Les Français vivent avec cette contradiction nationale – ils profitent de la richesse et des emplois que les entreprises transnationales ont apporté et dénoncent en même temps le système qui les a créés – parce que l'élite dirigeante et les médias les ont convaincu qu'ils sont victimes des marchés mondialisés. Les syndicalistes ont nettement plus de temps d'antenne que les hommes d'affaires. On a constamment raconté aux Français qu'ils sont innocents et victimes de banquiers imprudents qui ont prêté déraisonnablement, ou de spéculateurs sans morale, ou des agences de notations «anglo-saxonnes». M. Sarkozy a appelé à une moralisation du capitalisme pour juguler ses abus.
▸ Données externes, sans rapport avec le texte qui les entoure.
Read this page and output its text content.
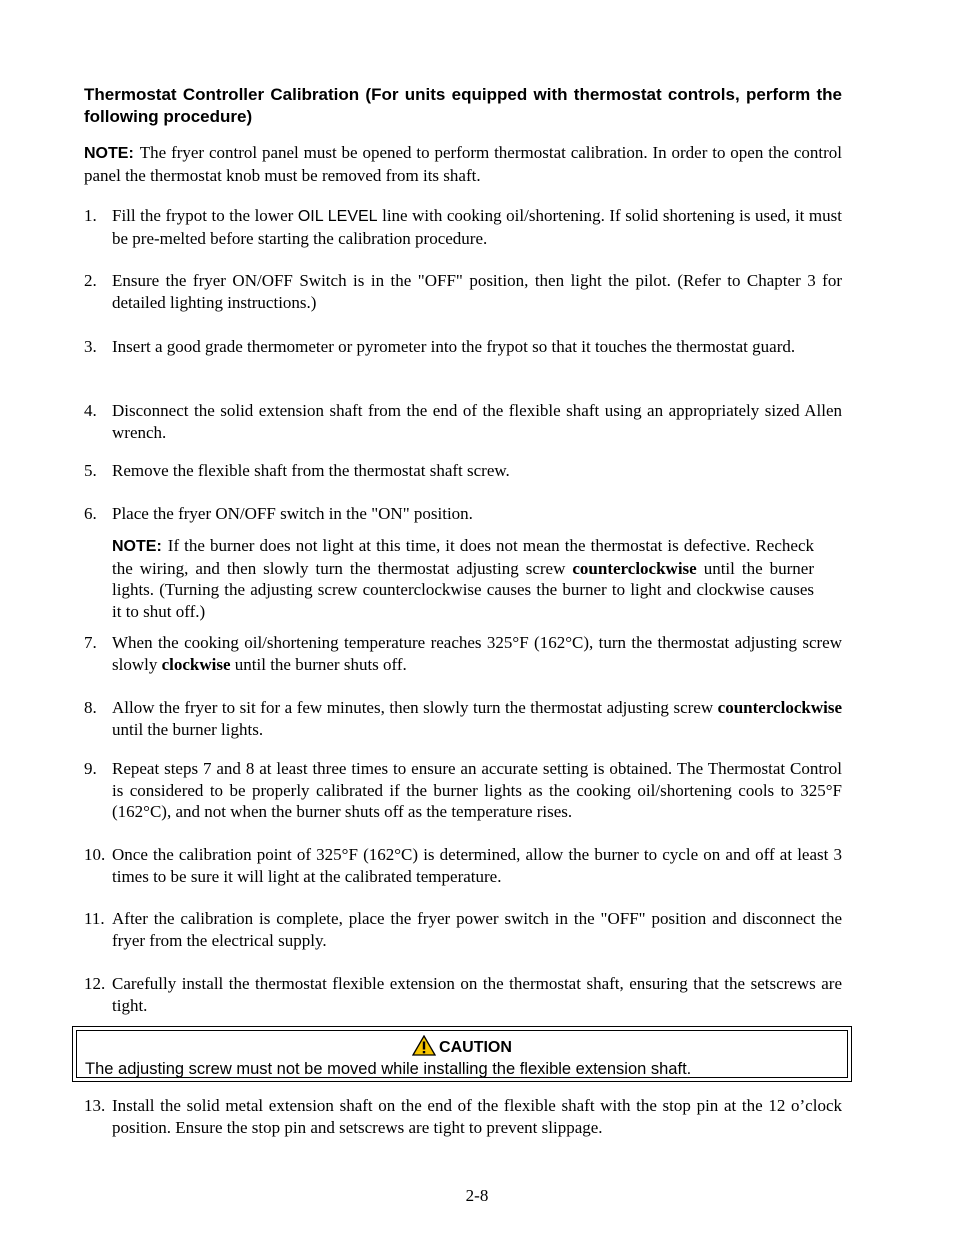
Thermostat Controller Calibration (For units equipped with thermostat controls, perform the following procedure)
NOTE: The fryer control panel must be opened to perform thermostat calibration. In order to open the control panel the thermostat knob must be removed from its shaft.
1. Fill the frypot to the lower OIL LEVEL line with cooking oil/shortening. If solid shortening is used, it must be pre-melted before starting the calibration procedure.
2. Ensure the fryer ON/OFF Switch is in the "OFF" position, then light the pilot. (Refer to Chapter 3 for detailed lighting instructions.)
3. Insert a good grade thermometer or pyrometer into the frypot so that it touches the thermostat guard.
4. Disconnect the solid extension shaft from the end of the flexible shaft using an appropriately sized Allen wrench.
5. Remove the flexible shaft from the thermostat shaft screw.
6. Place the fryer ON/OFF switch in the "ON" position.
NOTE: If the burner does not light at this time, it does not mean the thermostat is defective. Recheck the wiring, and then slowly turn the thermostat adjusting screw counterclockwise until the burner lights. (Turning the adjusting screw counterclockwise causes the burner to light and clockwise causes it to shut off.)
7. When the cooking oil/shortening temperature reaches 325°F (162°C), turn the thermostat adjusting screw slowly clockwise until the burner shuts off.
8. Allow the fryer to sit for a few minutes, then slowly turn the thermostat adjusting screw counterclockwise until the burner lights.
9. Repeat steps 7 and 8 at least three times to ensure an accurate setting is obtained. The Thermostat Control is considered to be properly calibrated if the burner lights as the cooking oil/shortening cools to 325°F (162°C), and not when the burner shuts off as the temperature rises.
10. Once the calibration point of 325°F (162°C) is determined, allow the burner to cycle on and off at least 3 times to be sure it will light at the calibrated temperature.
11. After the calibration is complete, place the fryer power switch in the "OFF" position and disconnect the fryer from the electrical supply.
12. Carefully install the thermostat flexible extension on the thermostat shaft, ensuring that the setscrews are tight.
CAUTION
The adjusting screw must not be moved while installing the flexible extension shaft.
13. Install the solid metal extension shaft on the end of the flexible shaft with the stop pin at the 12 o’clock position. Ensure the stop pin and setscrews are tight to prevent slippage.
2-8
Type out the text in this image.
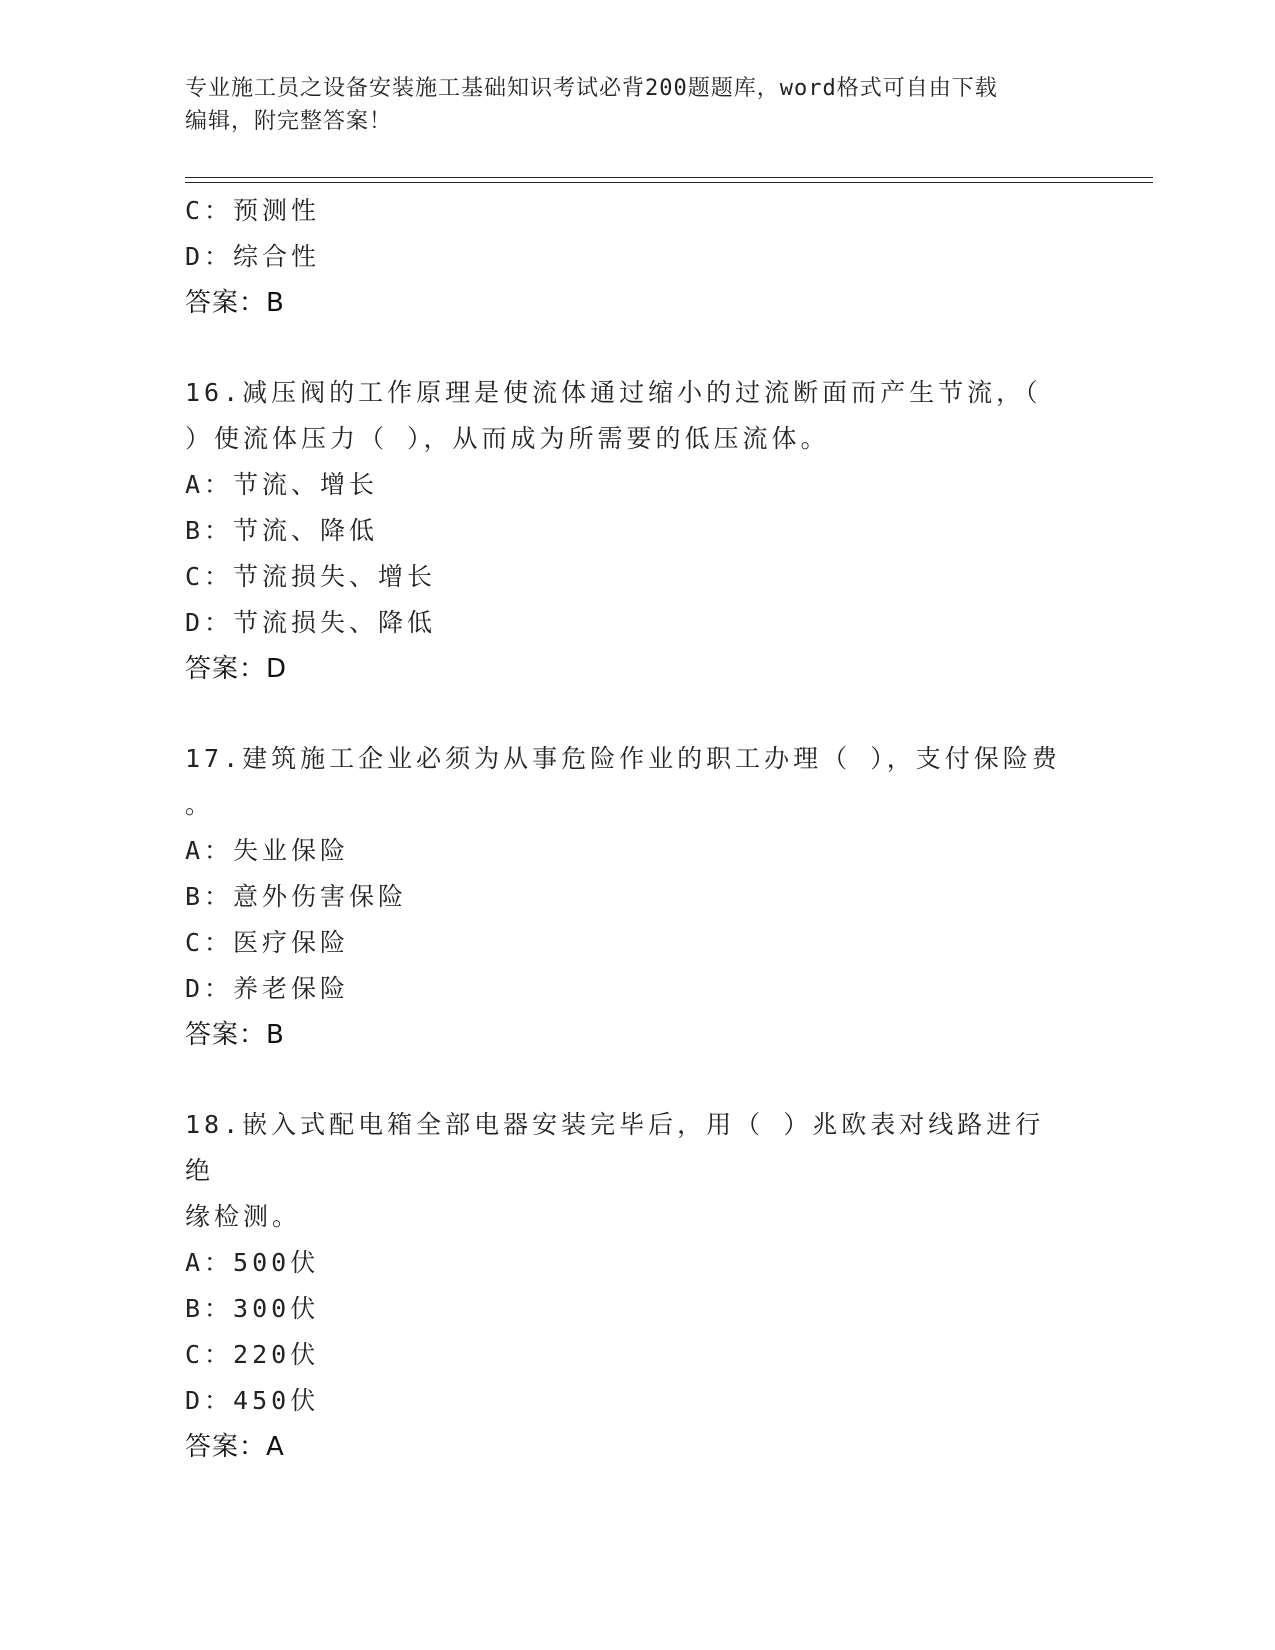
专业施工员之设备安装施工基础知识考试必背200题题库，word格式可自由下载
编辑，附完整答案！
C：预测性
D：综合性
答案：B
16.减压阀的工作原理是使流体通过缩小的过流断面而产生节流，（
）使流体压力（ ），从而成为所需要的低压流体。
A：节流、增长
B：节流、降低
C：节流损失、增长
D：节流损失、降低
答案：D
17.建筑施工企业必须为从事危险作业的职工办理（ ），支付保险费
。
A：失业保险
B：意外伤害保险
C：医疗保险
D：养老保险
答案：B
18.嵌入式配电箱全部电器安装完毕后，用（ ）兆欧表对线路进行绝
缘检测。
A：500伏
B：300伏
C：220伏
D：450伏
答案：A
M. Hollande a déclaré que son «principal opposant est le monde de la finance». Peu de politiciens s'attachent à souligner que la plus grande partie du problème est la dette accumulée par les gouvernements français successifs, qu'ils ont eux même accrus les décennies passées. Pourquoi ?

L'explication est pour moitié une histoire de conviction et pour moitié une question de calcul. La droite et la gauche en France n'ont jamais été en faveur du marché, sauf sous la contrainte. En dépit de l'élan libéral de circonstances, M. Sarkozy fait partie de la famille gaulliste, qui rejette fondamentalement une telle doctrine. La plupart des dirigeants socialistes actuels se sont fait les dents en travaillant pour François Mitterrand (M. Hollande a fait partie de son équipe présidentielle); le parti est toujours beaucoup plus préoccupé par la redistribution que par la création de richesses. «L'âme de la France» a déclaré M. Hollande quand il a lancé sa campagne, «est l'égalité.» Les candidats n'ont rien donné. Dix ans plus tôt, le plus récent candidat de cette mouvance, Alain Madelin a obtenu à peine 3,9% des voix.

Discours dangereux

 

C'est la réalité des élections d'aujourd'hui. Plutôt que de réagir à ces attitudes et de secouer les Français pour les faire sortir de leur zone de confort, les deux favoris se plient aux attentes du peuple. A un rassemblement géant à Villepinte, au nord de Paris, M. Sarkozy a craché sur les règles du commerce au sein de l'Union Européenne, qui selon lui est à l'origine d'une concurrence «sauvage» ; il a appellé à un «Buy European Act» pour les marchés publics si les partenaires commerciaux non européens n'ouvraient pas leurs marchés, et il a menacé de retirer le pays de la zone de libre-circulation qu'est l'espace Schengen si les pays membres ne décidaient pas de renforcer le contrôle de l'immigration à l'extérieur de la zone.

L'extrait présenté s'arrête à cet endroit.